If you don’t crap yourself at least once a year, you ain’t living. That’s one of the things my dad used to tell me. The last few years, he hasn’t told me, or anyone else, anything. I’m also fairly certain he hasn’t crapped himself, although it’s entirely possibly his ashes might have been confused for cat litter. I’m not sure that would count, but he would get a kick out of it.
I’ve decided I want ragweed instead of flowers at my funeral to make sure everyone cries.
Based on the “crap yourself” standard, I’ve been living it up this week. The first Code Brown was my own fault. Let me start by saying that I love fiber tabs. Not just any fiber tabs, but the discount WalMart brand bigger around than a quarter. They taste like flavored chalk and turn into gummy lumps of artificial fruit-flavored goodness that have to dig out from between my teeth with my tongue.

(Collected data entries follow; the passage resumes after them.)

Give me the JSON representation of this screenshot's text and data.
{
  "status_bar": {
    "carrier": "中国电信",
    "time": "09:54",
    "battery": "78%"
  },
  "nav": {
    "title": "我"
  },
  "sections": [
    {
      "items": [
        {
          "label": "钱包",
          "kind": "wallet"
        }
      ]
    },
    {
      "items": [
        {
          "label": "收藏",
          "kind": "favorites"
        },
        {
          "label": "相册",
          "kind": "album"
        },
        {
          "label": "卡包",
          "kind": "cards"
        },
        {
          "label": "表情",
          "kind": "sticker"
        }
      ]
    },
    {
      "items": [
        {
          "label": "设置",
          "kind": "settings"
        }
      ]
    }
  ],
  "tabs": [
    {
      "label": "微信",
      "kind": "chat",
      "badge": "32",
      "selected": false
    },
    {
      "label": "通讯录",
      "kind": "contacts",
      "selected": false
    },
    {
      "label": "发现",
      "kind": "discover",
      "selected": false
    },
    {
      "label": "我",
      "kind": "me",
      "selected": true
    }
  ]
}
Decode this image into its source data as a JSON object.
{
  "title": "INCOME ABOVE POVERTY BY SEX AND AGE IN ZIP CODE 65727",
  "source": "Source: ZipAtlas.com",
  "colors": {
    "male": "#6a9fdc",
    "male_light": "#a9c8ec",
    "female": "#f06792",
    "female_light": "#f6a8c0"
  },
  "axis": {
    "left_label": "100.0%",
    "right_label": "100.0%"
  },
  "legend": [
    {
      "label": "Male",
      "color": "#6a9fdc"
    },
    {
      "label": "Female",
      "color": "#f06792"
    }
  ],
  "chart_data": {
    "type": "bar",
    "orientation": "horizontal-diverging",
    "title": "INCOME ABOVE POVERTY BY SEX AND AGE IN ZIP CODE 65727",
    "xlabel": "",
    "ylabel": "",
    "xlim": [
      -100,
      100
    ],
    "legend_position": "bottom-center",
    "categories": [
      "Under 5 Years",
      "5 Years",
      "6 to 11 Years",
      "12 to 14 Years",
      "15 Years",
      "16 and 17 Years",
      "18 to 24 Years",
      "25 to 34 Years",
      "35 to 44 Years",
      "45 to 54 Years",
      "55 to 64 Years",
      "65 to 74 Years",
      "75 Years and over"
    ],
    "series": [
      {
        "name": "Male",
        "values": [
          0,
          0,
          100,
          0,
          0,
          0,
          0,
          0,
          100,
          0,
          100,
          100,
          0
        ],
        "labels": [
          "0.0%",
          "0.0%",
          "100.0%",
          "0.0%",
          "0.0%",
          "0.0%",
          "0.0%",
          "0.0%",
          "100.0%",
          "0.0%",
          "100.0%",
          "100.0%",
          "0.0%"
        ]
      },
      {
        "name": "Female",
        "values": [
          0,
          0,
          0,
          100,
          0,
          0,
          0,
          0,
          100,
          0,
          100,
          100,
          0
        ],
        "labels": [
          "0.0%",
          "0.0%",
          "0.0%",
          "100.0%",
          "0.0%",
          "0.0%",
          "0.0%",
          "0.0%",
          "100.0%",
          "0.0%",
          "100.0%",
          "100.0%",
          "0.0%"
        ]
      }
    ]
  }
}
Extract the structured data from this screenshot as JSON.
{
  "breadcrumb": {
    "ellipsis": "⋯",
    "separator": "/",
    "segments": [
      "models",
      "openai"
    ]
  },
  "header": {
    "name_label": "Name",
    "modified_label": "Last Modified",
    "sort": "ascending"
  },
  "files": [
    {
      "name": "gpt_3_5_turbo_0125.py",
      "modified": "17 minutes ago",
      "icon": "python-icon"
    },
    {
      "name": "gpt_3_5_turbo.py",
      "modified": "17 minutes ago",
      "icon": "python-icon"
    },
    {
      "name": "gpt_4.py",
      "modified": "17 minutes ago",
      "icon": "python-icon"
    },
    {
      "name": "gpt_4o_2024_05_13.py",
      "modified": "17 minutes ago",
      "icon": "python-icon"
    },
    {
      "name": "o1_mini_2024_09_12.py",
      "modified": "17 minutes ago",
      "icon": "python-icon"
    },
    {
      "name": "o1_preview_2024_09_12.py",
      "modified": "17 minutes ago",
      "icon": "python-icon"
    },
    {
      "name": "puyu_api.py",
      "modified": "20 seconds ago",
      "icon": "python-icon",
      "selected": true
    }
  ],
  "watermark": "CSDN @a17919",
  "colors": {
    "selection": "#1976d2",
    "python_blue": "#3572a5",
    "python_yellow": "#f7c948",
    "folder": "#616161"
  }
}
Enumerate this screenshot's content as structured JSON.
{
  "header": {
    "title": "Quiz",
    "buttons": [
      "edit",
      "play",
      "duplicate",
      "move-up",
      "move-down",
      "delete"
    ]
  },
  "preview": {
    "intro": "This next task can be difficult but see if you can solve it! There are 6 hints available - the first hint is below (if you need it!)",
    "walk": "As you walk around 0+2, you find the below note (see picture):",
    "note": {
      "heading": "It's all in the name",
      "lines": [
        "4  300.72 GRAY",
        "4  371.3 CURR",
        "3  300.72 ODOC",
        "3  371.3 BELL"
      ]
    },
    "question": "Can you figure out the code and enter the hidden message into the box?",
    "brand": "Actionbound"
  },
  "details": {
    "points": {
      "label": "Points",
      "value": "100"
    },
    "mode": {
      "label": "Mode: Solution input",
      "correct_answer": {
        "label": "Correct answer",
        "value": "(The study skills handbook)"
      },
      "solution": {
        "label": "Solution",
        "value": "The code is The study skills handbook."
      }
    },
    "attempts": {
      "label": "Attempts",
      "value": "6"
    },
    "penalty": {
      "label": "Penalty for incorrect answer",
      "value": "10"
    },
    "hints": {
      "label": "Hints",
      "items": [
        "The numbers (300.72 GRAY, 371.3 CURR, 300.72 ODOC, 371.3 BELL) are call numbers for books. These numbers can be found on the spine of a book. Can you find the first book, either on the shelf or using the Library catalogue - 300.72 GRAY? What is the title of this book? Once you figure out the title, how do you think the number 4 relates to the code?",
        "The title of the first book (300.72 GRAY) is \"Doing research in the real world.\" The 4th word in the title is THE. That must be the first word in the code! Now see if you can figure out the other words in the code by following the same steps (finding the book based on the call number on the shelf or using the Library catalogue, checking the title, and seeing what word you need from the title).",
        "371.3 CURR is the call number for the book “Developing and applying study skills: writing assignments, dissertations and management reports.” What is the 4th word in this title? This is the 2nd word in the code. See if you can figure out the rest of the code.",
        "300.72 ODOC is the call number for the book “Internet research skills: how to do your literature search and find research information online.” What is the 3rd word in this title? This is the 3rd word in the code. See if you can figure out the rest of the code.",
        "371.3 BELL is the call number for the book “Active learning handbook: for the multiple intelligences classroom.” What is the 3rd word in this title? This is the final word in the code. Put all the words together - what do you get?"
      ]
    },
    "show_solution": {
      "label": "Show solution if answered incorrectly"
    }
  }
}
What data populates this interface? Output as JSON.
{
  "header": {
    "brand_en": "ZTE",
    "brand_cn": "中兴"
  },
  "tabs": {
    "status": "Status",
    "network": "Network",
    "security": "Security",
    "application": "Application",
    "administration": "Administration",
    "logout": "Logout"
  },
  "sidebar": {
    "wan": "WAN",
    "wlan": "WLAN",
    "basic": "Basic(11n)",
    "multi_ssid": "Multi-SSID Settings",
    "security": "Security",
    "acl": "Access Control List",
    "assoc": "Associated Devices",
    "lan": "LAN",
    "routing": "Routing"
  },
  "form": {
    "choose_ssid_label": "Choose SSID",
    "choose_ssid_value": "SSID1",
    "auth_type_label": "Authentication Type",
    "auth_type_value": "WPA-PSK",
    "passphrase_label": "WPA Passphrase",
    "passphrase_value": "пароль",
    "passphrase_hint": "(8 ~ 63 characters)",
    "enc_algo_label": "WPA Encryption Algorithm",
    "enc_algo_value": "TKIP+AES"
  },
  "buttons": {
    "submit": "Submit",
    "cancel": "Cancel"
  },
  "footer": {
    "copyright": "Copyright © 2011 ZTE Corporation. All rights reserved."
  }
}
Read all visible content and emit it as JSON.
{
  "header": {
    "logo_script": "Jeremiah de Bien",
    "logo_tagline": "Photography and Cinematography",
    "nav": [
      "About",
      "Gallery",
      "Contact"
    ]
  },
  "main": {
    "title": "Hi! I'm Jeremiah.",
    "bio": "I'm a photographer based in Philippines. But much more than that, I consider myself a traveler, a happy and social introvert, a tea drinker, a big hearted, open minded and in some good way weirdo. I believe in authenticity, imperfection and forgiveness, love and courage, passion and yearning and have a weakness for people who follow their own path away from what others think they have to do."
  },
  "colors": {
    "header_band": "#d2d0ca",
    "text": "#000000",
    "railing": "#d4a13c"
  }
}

I won’t take fiber pills. I turn my nose up at those silly Gummi bear fiber things. Powdered fiber only reminds me of Tang and makes me crave toast. I want to feel like I’m working for my gastric relief.
After forgetting to restock my fiber supply and going without for a couple of weeks, I was feeling a little…I’m sure you get the idea.
Twenty-four hours after taking double my normal dose with no results, I took another dose and a half (because doubling-down a second time would be inviting a repeat of the Ex-Lax Incident when I was twenty) and went to bed.
The second time I lived it up this week wasn’t my fault. After chaperoning a disappointing third-grade field trip to the Huntsville Space and Rocket Center where I not only chewed out a trio of negro boys roughhousing in line ahead of us without using any language that would be bleeped on television and inadvertently telling a mildly retarded boy on the G-Force ride I didn’t give a shit whether he flew out of his seat or not, my wife and I wanted to salvage the day by trying a new Mexican restaurant.
In my defense, the boy didn’t appear retarded at first glance. It wasn’t until I saw him interacting with his mother that I realized his handicap. I honestly thought he was being a smartass asking me to check if his safety belt was properly fastened.
If there was some sort of international symbol for retarded, the kid could wear a lapel pin to clue in jackasses like me to take it easy on him. But if his mamma doesn’t want people to treat him different from anybody else, he’s going to have to take his lumps once in a while. Sorry, Corky. I thought you had the Stifler haircut and expression because you’re a douche-bag.
Growing up in California, living in Texas, and having spent a decade and a half within rifle shot of the Mexican border, I have extensive experience with Mexican food on both sides of the border, so a restaurant with the tagline “Honest Handmade Tex-Mex Cuisine” had better bring its A-game. From what I experienced, Little Rosie’s is an insult to little old Mexican ladies everywhere.
My first clue should have been when I walked in. There wasn’t a Mexican to be seen on either side of the service counter. Even the cooks were Anglos, which concerned me.
The closest thing to a Texan or a Mexican in there was me. The best they could muster was a Filipino girl delivering plastic baskets of ground beef burritos they called “steak.” Not a good sign at all.
My party couldn’t find a place to sit for several minutes, which I took as a good sign. If the joint is standing room only, can I be faulted to presuming the food served in a dingy, nondescript shithole is fantastic? I mean, the drive-thru line was easily fifteen cars long.
Well, you know what happens when you assume; you wind up wishing you had gone to Taco Bell instead.
So, if you’re ever in the Rocket City, skip Little Rosie’s Mexican Taqueria. Their website looks fantastic, but it lies like an Alabama politician. The only thing I can conclude is the margaritas are the best in the world because it sure isn’t the food that drew in that many people.
I wouldn’t know, since I like to drink at home. I’m not a cheap date to being with, and considering my taste in liquor, it’s a far more financially manageable affair if I purchase my whiskey wholesale. It’s also cheaper in terms of court fines, restitution, and bail money.
A friend once described me as a professional drinker with a writing problem. I disagree. I’m a drunk magnet. Maybe it’s because people confuse me with the German Mechanic from Raiders of the Lost Ark and decide I’m their huckleberry for the evening. When you look like I do, people know when you walk into the room. Because of that, I would make the world’s worst bank robber because I’m too easy to pick out of lineup.
Not wanting to admit defeat because of either what was literally my first bad experience chaperoning one of my kid’s field trips or what was arguably Huntsville’s worst Mexican food, I went home where I raided the refrigerator, the freezer, the liquor closet (don’t judge me), and the humidor; in that order.
Apparently, my wife’s delicious quesadillas don’t mix well with ice cream sundaes, Makers Mark, and Upmann cigars. You would think I would know that by now.